Câmara quer reaver património municipal com cerca de 20 mil metros quadrados cedido a empresário para viabilizar a construção de hotel de quatro estrelas pelo anterior executivo
Toda a Serra da Esgalhada, em Fornos de Algodres, é propriedade privada desde a construção de uma unidade hoteleira de quatro estrelas, o Palace Hotel & SPA – Termas de S. Miguel. O assunto agitou a última campanha autárquica e também algumas sessões da nova Assembleia Municipal, mas só muito recentemente os habitantes da vila se deram conta do que está em jogo. A qualquer momento, o proprietário, o empresário Gumercindo Oliveira, pode vedar o acesso a esta zona verde, bem como ao estádio municipal, sem que ninguém o possa impedir.
«Quando a minha candidatura revelou esta situação ninguém acreditou que isso fosse verdade, mas é. O empresário tem o registo de propriedade e a respetiva escritura em nome da sociedade Terras Serranas e, se assim entender, pode impedir o acesso público a cerca de 20 mil metros quadrados do que era espaço municipal até há bem pouco tempo, onde há dois campos de futebol, um parque de merendas e percursos pedestres», confirma o presidente do município. Manuel Fonseca dá outro exemplo do que pode acontecer: «Imaginemos que a empresa – e espero, sinceramente, que isso não aconteça – venha a ser declarada insolvente, então todo aquele património entraria na massa falida», avisa o edil, eleito pelo PS em setembro passado, que se confessa «incrédulo» com a situação e acusa o seu antecessor, o social-democrata José Miranda, de «incúria» porque «entregou todo este património municipal de mão beijada só porque queria ter a todo o custo um hotel na vila».

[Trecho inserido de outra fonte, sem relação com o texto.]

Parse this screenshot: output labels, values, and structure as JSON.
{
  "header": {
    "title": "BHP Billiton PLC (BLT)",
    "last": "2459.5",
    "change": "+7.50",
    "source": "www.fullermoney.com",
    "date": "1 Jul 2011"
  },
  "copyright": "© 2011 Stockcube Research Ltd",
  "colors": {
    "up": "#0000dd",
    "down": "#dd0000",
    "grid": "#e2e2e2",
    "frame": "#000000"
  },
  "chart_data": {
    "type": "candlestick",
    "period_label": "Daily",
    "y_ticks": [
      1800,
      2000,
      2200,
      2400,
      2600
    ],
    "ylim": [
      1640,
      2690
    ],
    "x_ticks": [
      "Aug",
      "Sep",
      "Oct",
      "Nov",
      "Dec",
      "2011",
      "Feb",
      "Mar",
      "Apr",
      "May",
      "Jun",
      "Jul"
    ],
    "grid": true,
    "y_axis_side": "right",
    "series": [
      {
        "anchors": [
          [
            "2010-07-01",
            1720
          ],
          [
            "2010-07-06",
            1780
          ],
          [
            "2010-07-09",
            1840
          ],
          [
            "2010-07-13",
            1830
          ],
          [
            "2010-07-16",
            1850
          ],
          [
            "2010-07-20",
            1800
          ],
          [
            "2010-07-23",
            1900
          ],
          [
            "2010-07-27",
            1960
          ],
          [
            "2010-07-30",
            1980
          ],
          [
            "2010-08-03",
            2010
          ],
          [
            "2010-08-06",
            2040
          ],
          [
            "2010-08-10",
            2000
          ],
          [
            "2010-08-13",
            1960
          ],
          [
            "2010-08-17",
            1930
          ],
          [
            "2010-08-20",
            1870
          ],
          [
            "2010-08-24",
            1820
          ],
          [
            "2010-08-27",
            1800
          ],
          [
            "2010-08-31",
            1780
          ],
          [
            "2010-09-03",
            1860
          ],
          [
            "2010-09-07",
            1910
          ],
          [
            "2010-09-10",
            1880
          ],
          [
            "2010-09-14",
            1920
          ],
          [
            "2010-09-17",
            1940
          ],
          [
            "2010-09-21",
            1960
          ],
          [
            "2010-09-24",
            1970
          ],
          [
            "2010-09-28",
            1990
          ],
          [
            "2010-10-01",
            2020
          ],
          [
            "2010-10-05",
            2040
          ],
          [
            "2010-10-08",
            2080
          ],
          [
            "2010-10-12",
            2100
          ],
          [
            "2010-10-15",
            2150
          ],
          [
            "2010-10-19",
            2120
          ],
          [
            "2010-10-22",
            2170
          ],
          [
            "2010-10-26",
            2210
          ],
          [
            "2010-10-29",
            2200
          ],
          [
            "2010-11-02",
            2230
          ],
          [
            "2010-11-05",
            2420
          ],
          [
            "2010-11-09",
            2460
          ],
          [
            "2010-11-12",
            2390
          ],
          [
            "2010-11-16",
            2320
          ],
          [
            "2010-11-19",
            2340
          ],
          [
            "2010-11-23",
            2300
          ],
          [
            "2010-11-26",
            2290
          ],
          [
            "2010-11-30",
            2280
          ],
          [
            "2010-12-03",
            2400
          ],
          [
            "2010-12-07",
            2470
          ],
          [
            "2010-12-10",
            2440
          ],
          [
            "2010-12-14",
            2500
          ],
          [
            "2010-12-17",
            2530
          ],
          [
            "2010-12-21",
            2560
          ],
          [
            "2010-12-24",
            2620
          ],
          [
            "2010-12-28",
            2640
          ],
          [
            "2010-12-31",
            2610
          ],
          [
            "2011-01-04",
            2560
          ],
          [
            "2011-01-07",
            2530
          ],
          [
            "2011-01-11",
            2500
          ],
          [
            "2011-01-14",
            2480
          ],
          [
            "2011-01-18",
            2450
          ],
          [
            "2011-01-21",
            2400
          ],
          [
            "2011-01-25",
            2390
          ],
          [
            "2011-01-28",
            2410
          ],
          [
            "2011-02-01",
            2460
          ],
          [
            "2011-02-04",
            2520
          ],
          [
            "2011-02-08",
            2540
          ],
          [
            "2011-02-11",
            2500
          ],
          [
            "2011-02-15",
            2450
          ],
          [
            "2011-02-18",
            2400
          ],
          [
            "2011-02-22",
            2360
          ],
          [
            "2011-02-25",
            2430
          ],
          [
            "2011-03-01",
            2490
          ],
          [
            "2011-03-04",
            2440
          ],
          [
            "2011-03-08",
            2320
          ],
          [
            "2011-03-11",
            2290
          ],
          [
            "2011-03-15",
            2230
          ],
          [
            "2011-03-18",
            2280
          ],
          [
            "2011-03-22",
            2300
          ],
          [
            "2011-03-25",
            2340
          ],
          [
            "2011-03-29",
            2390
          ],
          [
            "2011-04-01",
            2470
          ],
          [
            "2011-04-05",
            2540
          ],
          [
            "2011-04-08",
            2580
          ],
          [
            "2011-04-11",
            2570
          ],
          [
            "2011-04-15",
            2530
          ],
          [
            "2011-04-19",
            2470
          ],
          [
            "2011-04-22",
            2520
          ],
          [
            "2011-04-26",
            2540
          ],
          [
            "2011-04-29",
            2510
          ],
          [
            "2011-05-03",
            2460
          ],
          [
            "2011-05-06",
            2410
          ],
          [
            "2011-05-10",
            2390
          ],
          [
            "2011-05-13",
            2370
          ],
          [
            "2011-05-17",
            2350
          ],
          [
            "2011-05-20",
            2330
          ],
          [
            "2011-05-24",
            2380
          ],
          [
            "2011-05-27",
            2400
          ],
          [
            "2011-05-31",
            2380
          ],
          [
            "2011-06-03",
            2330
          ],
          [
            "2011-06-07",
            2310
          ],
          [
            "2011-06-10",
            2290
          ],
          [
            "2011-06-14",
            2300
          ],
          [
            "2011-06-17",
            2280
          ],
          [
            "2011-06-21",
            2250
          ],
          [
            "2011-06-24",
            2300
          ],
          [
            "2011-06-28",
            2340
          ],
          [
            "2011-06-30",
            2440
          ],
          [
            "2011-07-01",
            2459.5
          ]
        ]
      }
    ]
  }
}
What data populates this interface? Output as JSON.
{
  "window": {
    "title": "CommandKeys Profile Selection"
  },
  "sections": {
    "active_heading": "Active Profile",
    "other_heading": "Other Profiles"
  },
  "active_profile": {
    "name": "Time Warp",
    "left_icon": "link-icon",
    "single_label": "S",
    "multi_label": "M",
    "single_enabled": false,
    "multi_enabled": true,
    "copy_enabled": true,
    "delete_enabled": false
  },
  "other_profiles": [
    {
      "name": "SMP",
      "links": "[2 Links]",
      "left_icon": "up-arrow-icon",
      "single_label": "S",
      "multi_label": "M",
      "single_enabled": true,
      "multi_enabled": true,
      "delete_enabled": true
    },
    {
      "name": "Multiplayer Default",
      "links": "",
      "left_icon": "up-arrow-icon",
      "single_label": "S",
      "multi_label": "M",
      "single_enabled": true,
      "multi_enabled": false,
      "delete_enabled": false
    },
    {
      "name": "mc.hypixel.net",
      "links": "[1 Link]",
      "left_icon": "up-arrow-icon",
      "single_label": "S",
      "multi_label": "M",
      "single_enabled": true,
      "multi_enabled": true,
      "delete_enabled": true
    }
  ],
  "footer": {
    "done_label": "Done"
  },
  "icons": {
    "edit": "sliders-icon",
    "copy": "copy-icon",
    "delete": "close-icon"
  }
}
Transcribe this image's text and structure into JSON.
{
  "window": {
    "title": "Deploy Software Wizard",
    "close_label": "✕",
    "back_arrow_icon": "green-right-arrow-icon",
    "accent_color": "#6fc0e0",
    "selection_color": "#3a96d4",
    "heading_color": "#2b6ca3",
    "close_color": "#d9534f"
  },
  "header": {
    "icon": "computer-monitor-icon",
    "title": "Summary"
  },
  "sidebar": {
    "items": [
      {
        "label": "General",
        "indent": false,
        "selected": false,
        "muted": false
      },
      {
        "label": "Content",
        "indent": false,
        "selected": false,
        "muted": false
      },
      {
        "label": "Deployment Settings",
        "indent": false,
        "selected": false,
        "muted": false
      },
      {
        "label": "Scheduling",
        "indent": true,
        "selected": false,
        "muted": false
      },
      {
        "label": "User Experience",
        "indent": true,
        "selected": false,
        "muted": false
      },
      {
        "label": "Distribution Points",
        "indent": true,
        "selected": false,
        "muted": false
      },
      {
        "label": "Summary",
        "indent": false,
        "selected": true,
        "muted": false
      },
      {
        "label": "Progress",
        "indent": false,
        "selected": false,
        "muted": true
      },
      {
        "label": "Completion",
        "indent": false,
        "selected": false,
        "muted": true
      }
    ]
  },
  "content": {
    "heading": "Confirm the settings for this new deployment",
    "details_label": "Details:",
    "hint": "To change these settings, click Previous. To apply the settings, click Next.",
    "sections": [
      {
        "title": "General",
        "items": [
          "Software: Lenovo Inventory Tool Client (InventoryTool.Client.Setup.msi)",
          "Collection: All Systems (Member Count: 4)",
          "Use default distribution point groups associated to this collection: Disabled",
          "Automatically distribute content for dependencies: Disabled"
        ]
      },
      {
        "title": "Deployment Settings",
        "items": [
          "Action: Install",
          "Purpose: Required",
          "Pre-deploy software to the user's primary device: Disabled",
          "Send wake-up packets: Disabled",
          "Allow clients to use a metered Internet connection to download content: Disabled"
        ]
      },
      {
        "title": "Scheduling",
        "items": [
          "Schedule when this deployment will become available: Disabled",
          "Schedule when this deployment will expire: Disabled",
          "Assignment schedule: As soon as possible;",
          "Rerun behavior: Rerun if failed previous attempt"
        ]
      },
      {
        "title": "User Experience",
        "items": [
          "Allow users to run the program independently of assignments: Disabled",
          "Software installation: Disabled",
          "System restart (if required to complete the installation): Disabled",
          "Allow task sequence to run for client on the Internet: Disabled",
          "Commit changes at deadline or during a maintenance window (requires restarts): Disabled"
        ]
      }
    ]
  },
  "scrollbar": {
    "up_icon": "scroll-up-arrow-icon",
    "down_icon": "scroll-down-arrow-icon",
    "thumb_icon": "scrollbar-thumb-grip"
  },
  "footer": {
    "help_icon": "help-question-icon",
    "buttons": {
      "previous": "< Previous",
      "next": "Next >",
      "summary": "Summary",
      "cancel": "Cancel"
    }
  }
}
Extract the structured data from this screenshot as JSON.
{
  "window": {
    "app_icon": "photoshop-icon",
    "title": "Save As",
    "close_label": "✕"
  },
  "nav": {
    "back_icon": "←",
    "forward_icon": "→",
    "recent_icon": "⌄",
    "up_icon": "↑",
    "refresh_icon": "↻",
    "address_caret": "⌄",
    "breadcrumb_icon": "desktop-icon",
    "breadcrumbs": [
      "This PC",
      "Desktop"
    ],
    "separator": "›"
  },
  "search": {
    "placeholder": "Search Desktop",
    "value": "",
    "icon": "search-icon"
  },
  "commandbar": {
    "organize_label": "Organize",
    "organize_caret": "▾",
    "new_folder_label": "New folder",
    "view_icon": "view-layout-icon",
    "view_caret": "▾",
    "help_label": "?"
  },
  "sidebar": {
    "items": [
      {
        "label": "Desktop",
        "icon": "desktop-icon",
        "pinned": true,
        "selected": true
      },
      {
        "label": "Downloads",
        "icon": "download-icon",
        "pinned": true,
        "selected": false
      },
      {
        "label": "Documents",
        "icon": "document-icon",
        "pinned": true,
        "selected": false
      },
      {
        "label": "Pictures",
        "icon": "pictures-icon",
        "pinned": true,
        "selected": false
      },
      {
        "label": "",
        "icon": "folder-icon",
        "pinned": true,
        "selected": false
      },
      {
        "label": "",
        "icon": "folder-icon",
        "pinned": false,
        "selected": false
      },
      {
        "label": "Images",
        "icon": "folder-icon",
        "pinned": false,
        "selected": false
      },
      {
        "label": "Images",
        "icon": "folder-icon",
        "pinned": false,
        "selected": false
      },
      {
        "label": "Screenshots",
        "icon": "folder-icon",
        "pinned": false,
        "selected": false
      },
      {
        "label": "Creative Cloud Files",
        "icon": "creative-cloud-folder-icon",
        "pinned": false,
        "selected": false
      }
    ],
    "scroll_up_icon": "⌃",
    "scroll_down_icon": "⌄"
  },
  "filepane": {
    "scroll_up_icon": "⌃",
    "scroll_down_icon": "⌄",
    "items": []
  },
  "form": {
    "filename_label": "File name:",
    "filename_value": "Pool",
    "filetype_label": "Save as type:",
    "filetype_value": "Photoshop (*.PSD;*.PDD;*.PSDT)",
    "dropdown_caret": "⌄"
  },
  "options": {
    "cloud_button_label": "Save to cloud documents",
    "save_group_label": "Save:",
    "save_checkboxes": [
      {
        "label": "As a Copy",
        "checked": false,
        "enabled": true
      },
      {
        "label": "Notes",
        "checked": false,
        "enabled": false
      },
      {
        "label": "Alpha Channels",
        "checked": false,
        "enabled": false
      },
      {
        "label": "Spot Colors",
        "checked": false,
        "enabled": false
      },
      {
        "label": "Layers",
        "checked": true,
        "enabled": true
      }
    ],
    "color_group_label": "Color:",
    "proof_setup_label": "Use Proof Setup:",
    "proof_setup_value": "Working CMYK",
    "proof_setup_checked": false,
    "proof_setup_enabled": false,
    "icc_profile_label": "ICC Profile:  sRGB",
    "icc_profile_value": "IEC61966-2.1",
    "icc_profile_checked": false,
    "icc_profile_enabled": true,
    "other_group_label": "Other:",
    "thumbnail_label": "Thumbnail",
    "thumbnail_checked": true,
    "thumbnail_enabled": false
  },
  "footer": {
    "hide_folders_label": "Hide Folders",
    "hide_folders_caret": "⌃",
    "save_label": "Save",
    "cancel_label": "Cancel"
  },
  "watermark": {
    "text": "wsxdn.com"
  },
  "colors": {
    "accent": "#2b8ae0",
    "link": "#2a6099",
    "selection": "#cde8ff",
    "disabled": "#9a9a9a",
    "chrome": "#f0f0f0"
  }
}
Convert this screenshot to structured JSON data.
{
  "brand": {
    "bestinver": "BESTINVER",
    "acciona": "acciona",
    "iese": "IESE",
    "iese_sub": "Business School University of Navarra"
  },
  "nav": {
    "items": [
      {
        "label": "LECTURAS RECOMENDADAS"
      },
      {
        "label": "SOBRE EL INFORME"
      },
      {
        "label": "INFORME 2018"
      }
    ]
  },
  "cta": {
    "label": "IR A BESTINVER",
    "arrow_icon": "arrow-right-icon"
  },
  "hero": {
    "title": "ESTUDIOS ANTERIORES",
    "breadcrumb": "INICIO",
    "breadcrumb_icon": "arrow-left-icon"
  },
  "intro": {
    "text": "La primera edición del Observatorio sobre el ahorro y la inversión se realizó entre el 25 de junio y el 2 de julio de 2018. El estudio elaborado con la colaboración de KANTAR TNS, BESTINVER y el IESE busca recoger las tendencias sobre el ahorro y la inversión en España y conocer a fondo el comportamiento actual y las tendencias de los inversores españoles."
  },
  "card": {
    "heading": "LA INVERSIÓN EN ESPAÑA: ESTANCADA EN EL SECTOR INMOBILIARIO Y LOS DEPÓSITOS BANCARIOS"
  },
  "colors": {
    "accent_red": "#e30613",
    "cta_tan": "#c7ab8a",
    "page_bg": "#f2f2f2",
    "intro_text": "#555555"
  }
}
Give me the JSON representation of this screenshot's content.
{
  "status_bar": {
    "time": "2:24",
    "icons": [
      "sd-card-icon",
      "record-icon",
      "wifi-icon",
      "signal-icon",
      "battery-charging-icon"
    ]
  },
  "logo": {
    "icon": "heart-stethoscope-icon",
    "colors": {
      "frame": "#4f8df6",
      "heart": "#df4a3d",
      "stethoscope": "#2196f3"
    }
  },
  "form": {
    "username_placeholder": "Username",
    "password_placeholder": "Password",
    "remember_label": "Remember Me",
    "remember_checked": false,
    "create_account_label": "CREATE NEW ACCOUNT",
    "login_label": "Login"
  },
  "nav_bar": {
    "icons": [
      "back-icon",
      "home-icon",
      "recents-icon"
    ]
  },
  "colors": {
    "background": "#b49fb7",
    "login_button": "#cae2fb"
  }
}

Atualmente, o executivo está em negociações com o empresário para fazer regressar o parque da Serra da Esgalhada para o domínio público, «de onde nunca deveria ter saído», mas o processo está complicado. Segundo o autarca, tudo aconteceu porque a área da Esgalhada fez parte do negócio do hotel, cujo promotor «necessitava ter determinada área para o projeto ser financiado pelo Fundo de Turismo, o que veio a acontecer mas à custa do património municipal», lamenta Manuel Fonseca. Curiosamente, a Câmara de Fornos detém 15 por cento do capital social da Terras Serranas – Desenvolvimento Turístico e Imobiliário, que foi constituída no âmbito de uma parceria público-privada com Gumercindo Oliveira, que é o sócio maioritário. «A Câmara de Fornos de Algodres não pode ficar sem estes terrenos e tudo fará para os ter de volta, mas não vai ser fácil porque os nossos serviços jurídicos não encontram no contrato um suposto direito de reversão», sublinha o edil. O problema é que, neste momento, o empresário estará a exigir contrapartidas financeiras «da ordem dos cinco milhões de euros, tanto quanto terá recebido do Fundo de Turismo», para devolver o terreno, mas a autarquia não tem recursos para pagar, «nem o tenciona fazer por um terreno que lhe pertence», garante o presidente do município, reiterando que a Câmara «não abdica dos seus direitos».
«A Câmara de Fornos quer que o empresário tenha sucesso neste projeto, porque se assim for também ganhará o concelho, mas queremos sobretudo que este património passe novamente para o município», sublinha o autarca. Inicialmente, o Palace Hotel & SPA – Termas de S. Miguel tinha um investimento previsto da ordem dos 8,5 milhões de euros, comparticipados em 55 por cento pelo Turismo de Portugal. A unidade hoteleira dispõe de 146 quartos, spa e piscina aquecida, entre outras valências. O empresário Gurmecindo Oliveira é dono de hotéis em S. Pedro do Sul (Monte Rio), Penafiel (Termas de S. Vicente), Aguieira (Monte Rio) e Montemuro (Termas do Carvalhal). Até à hora do fecho desta edição, O INTERIOR não conseguiu obter um comentário de Gumercindo Oliveira.